Anyone trying to help students develop their use of evidence and its application.
Outline of idea
My GCSE Philosophy and Ethics students sometimes have real trouble remembering to use evidence in their essays. In addition they often forget to explain the relevance of any evidence they offer. Sometimes they also end up using the same evidence over and over again.
Pointless Evidence is loosely based on the game show “Pointless” and is really easy to play. Each student needs a piece of paper and a pen! The game starts with the naming of a topic, for example, I named: “Roman Catholic attitudes to abortion”. Students then had to write down a piece of evidence (a quote, teaching, ethical principle) that backed up this point of view, the idea being that you name a piece of evidence that you think no-one else will have thought of.
After a minute we go around the room asking students for the evidence they have written down. For each other person that has the same “evidence” the relevant students get a point. The perfect answer is “pointless” (ie. no-one else thought of it).
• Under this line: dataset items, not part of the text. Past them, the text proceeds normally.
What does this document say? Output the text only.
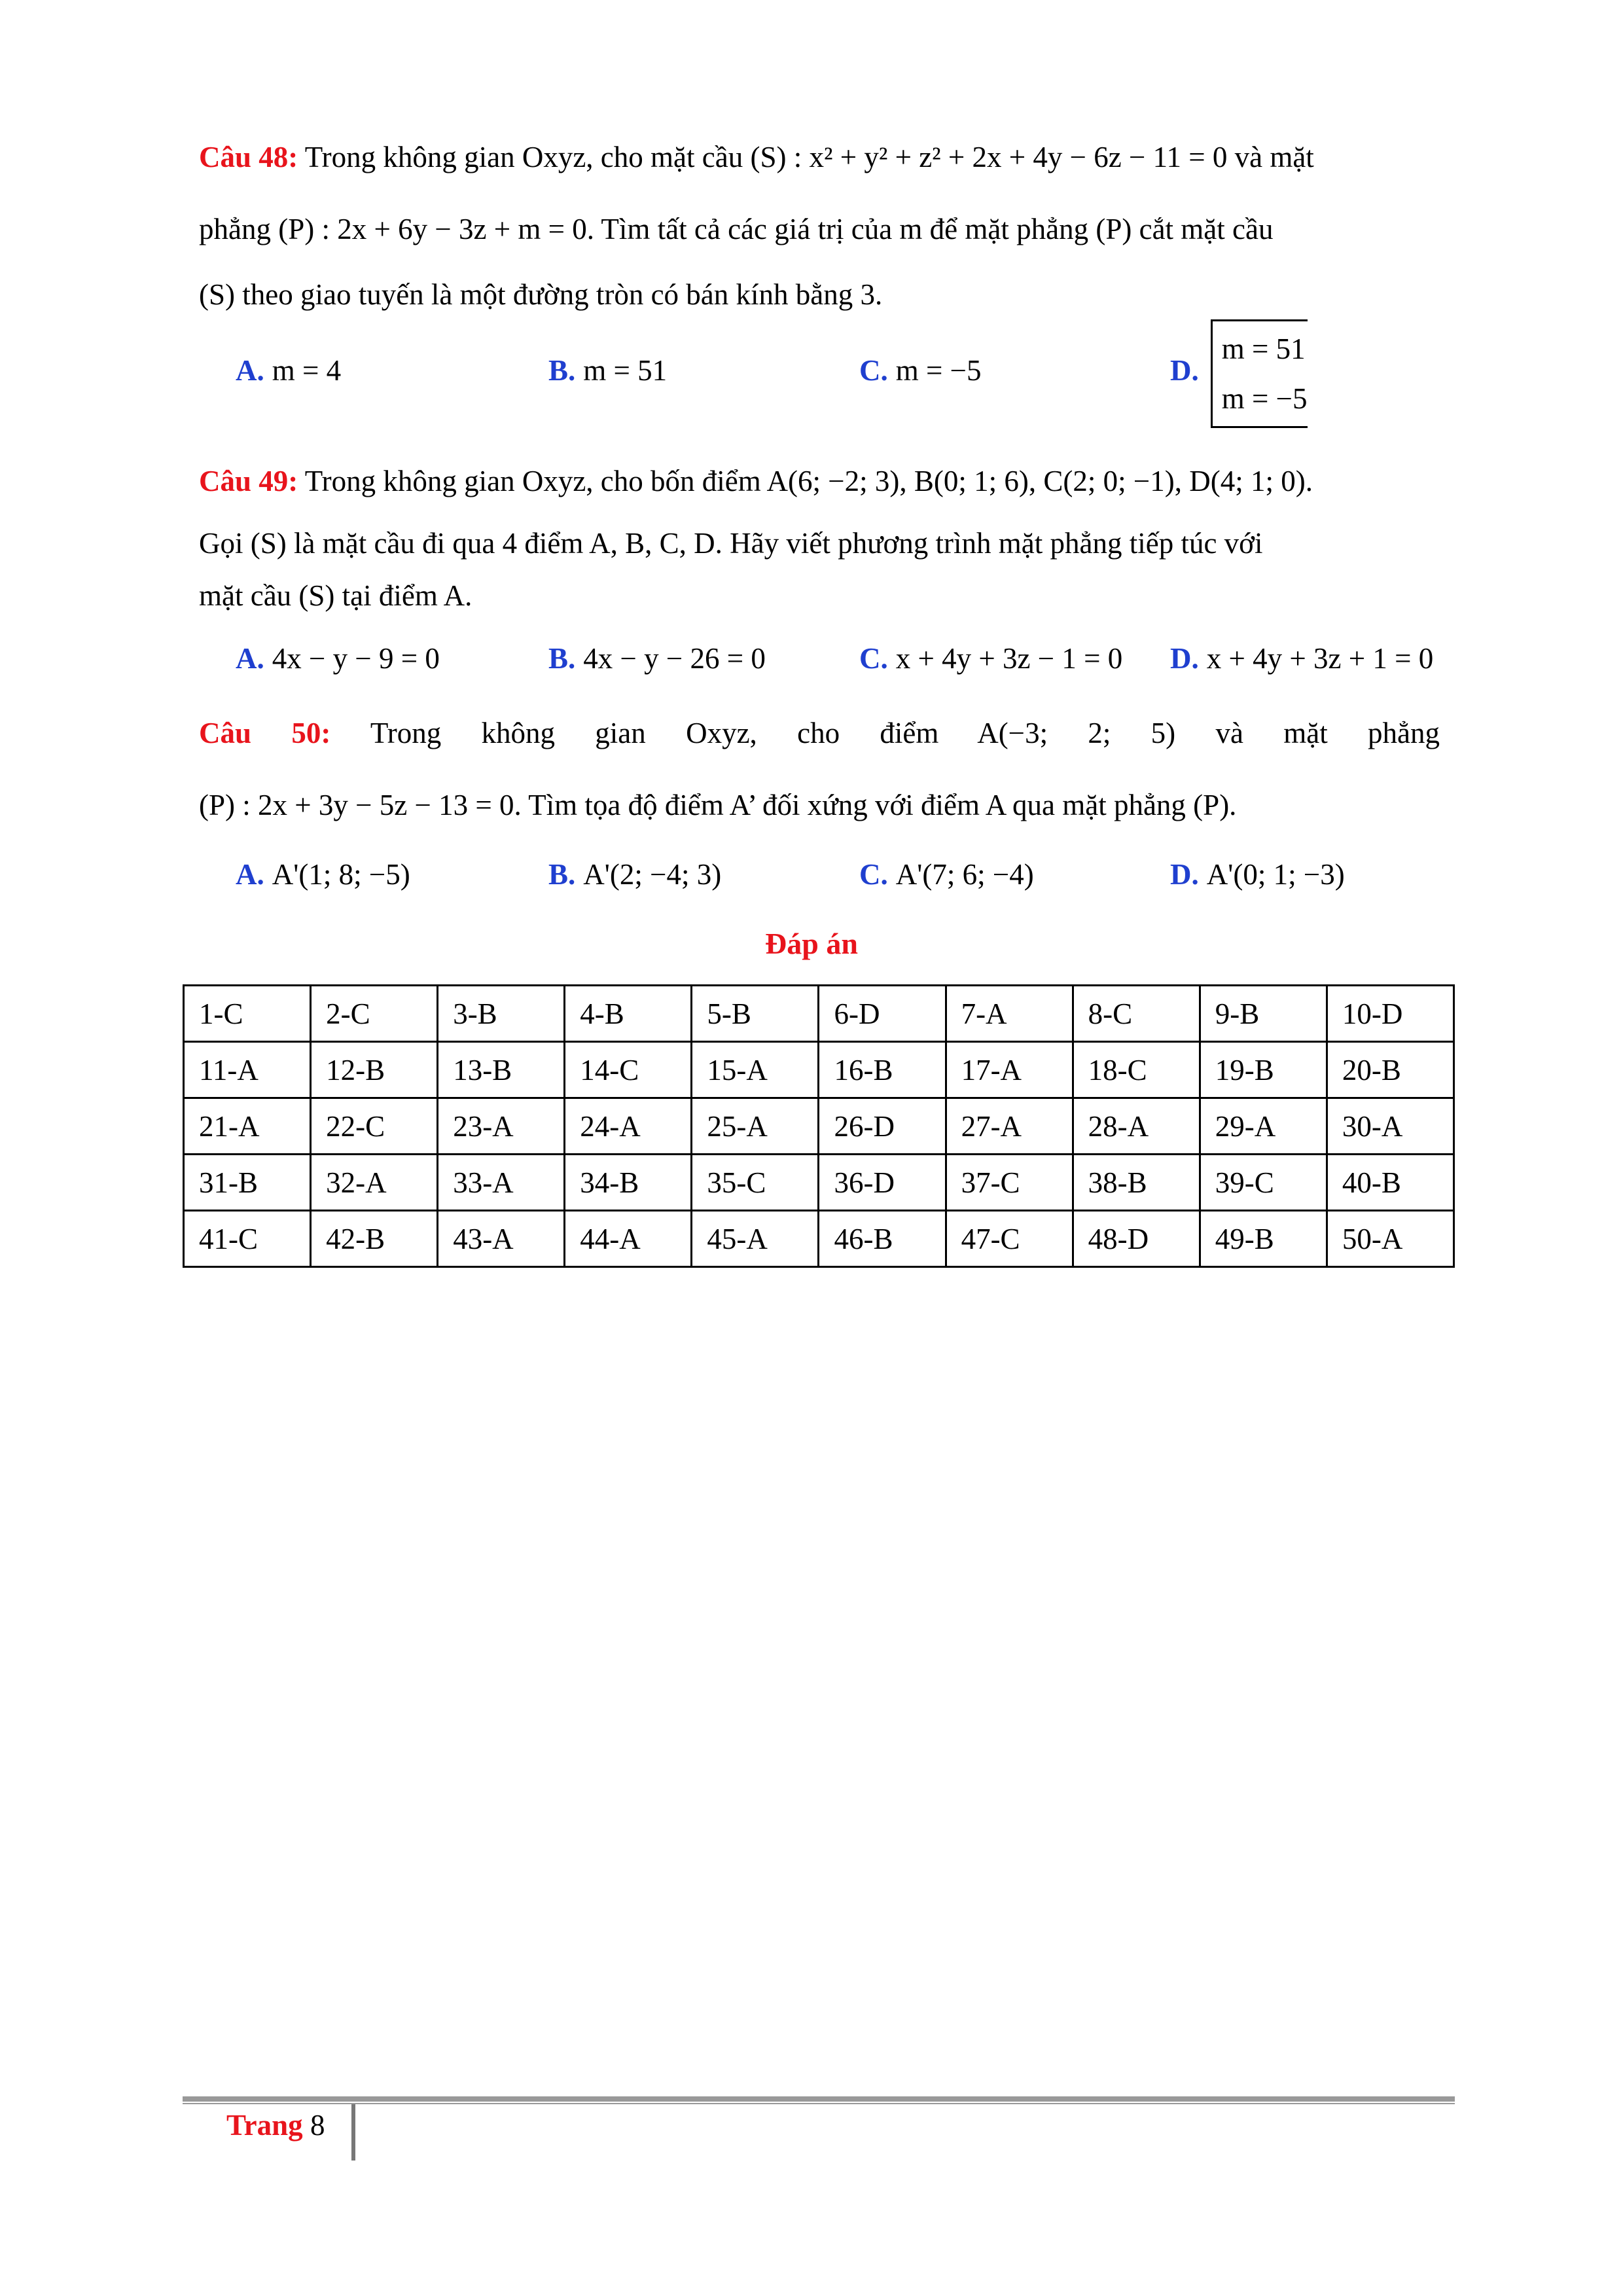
Câu 48: Trong không gian Oxyz, cho mặt cầu (S) : x² + y² + z² + 2x + 4y − 6z − 11 = 0 và mặt

phẳng (P) : 2x + 6y − 3z + m = 0. Tìm tất cả các giá trị của m để mặt phẳng (P) cắt mặt cầu

(S) theo giao tuyến là một đường tròn có bán kính bằng 3.

A. m = 4	B. m = 51	C. m = −5	D.m = 51
m = −5

Câu 49: Trong không gian Oxyz, cho bốn điểm A(6; −2; 3), B(0; 1; 6), C(2; 0; −1), D(4; 1; 0).

Gọi (S) là mặt cầu đi qua 4 điểm A, B, C, D. Hãy viết phương trình mặt phẳng tiếp túc với

mặt cầu (S) tại điểm A.

A. 4x − y − 9 = 0	B. 4x − y − 26 = 0	C. x + 4y + 3z − 1 = 0 D. x + 4y + 3z + 1 = 0

Câu 50: Trong không gian Oxyz, cho điểm A(−3; 2; 5) và mặt phẳng

(P) : 2x + 3y − 5z − 13 = 0. Tìm tọa độ điểm A’ đối xứng với điểm A qua mặt phẳng (P).

A. A'(1; 8; −5)	B. A'(2; −4; 3)	C. A'(7; 6; −4)	D. A'(0; 1; −3)
Đáp án
1-C	2-C	3-B	4-B	5-B	6-D	7-A	8-C	9-B	10-D
11-A	12-B	13-B	14-C	15-A	16-B	17-A	18-C	19-B	20-B
21-A	22-C	23-A	24-A	25-A	26-D	27-A	28-A	29-A	30-A
31-B	32-A	33-A	34-B	35-C	36-D	37-C	38-B	39-C	40-B
41-C	42-B	43-A	44-A	45-A	46-B	47-C	48-D	49-B	50-A
Trang 8
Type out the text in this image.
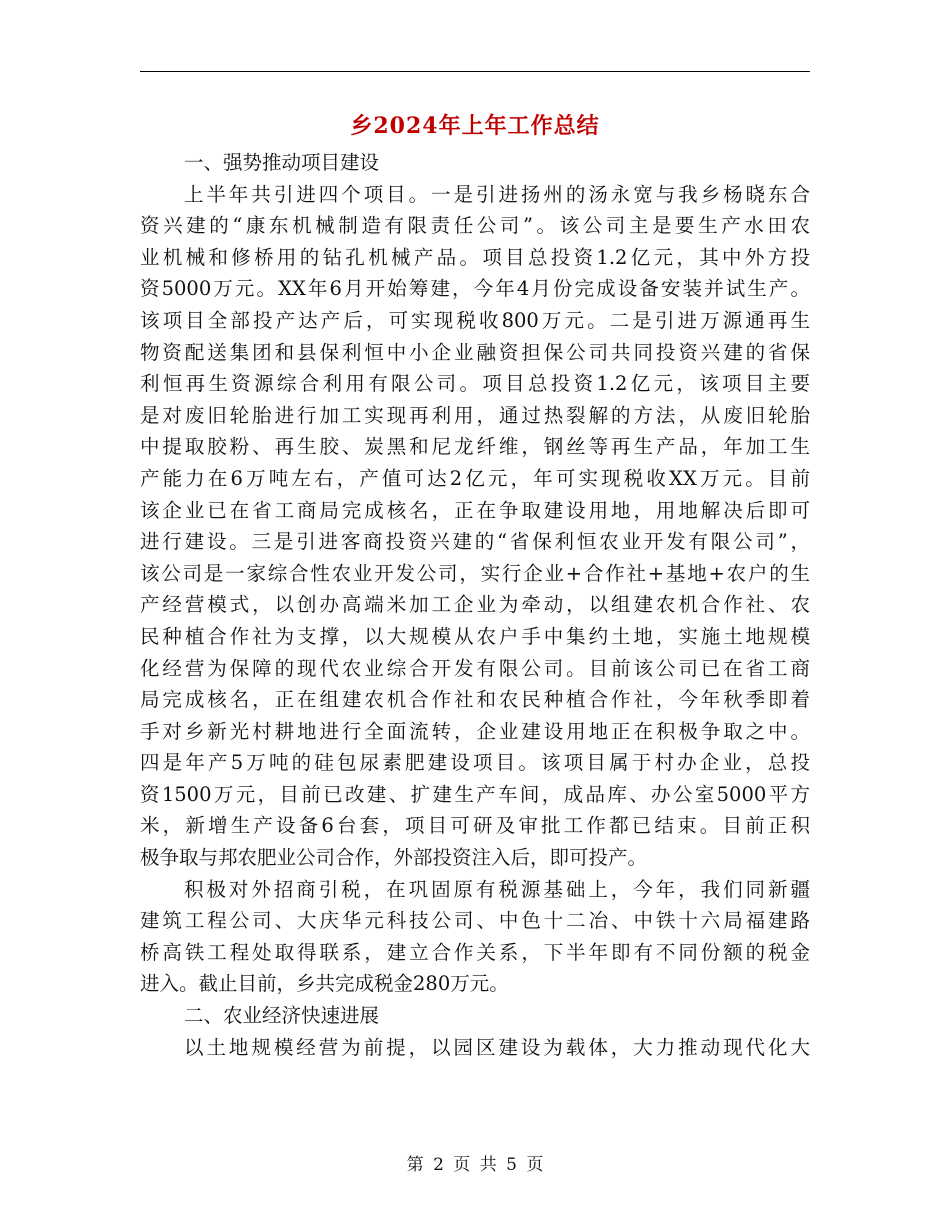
乡2024年上年工作总结
一、强势推动项目建设
上半年共引进四个项目。一是引进扬州的汤永宽与我乡杨晓东合
资兴建的“康东机械制造有限责任公司”。该公司主是要生产水田农
业机械和修桥用的钻孔机械产品。项目总投资1.2亿元，其中外方投
资5000万元。XX年6月开始筹建，今年4月份完成设备安装并试生产。
该项目全部投产达产后，可实现税收800万元。二是引进万源通再生
物资配送集团和县保利恒中小企业融资担保公司共同投资兴建的省保
利恒再生资源综合利用有限公司。项目总投资1.2亿元，该项目主要
是对废旧轮胎进行加工实现再利用，通过热裂解的方法，从废旧轮胎
中提取胶粉、再生胶、炭黑和尼龙纤维，钢丝等再生产品，年加工生
产能力在6万吨左右，产值可达2亿元，年可实现税收XX万元。目前
该企业已在省工商局完成核名，正在争取建设用地，用地解决后即可
进行建设。三是引进客商投资兴建的“省保利恒农业开发有限公司”，
该公司是一家综合性农业开发公司，实行企业+合作社+基地+农户的生
产经营模式，以创办高端米加工企业为牵动，以组建农机合作社、农
民种植合作社为支撑，以大规模从农户手中集约土地，实施土地规模
化经营为保障的现代农业综合开发有限公司。目前该公司已在省工商
局完成核名，正在组建农机合作社和农民种植合作社，今年秋季即着
手对乡新光村耕地进行全面流转，企业建设用地正在积极争取之中。
四是年产5万吨的硅包尿素肥建设项目。该项目属于村办企业，总投
资1500万元，目前已改建、扩建生产车间，成品库、办公室5000平方
米，新增生产设备6台套，项目可研及审批工作都已结束。目前正积
极争取与邦农肥业公司合作，外部投资注入后，即可投产。
积极对外招商引税，在巩固原有税源基础上，今年，我们同新疆
建筑工程公司、大庆华元科技公司、中色十二冶、中铁十六局福建路
桥高铁工程处取得联系，建立合作关系，下半年即有不同份额的税金
进入。截止目前，乡共完成税金280万元。
二、农业经济快速进展
以土地规模经营为前提，以园区建设为载体，大力推动现代化大
第 2 页 共 5 页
Once a few rounds have been played the student with the fewest points is the winner!
How it worked out
The students enjoyed the game and it forced them to think about the choice of evidence they were selecting and how they were applying it to the issue in question. The game also generated some good discussion of which pieces of evidence were relevant and to what extent.
Next steps
This could just as well be used in history. It’s possible that an MFL teacher might be able to adapt the model for learning vocabulary.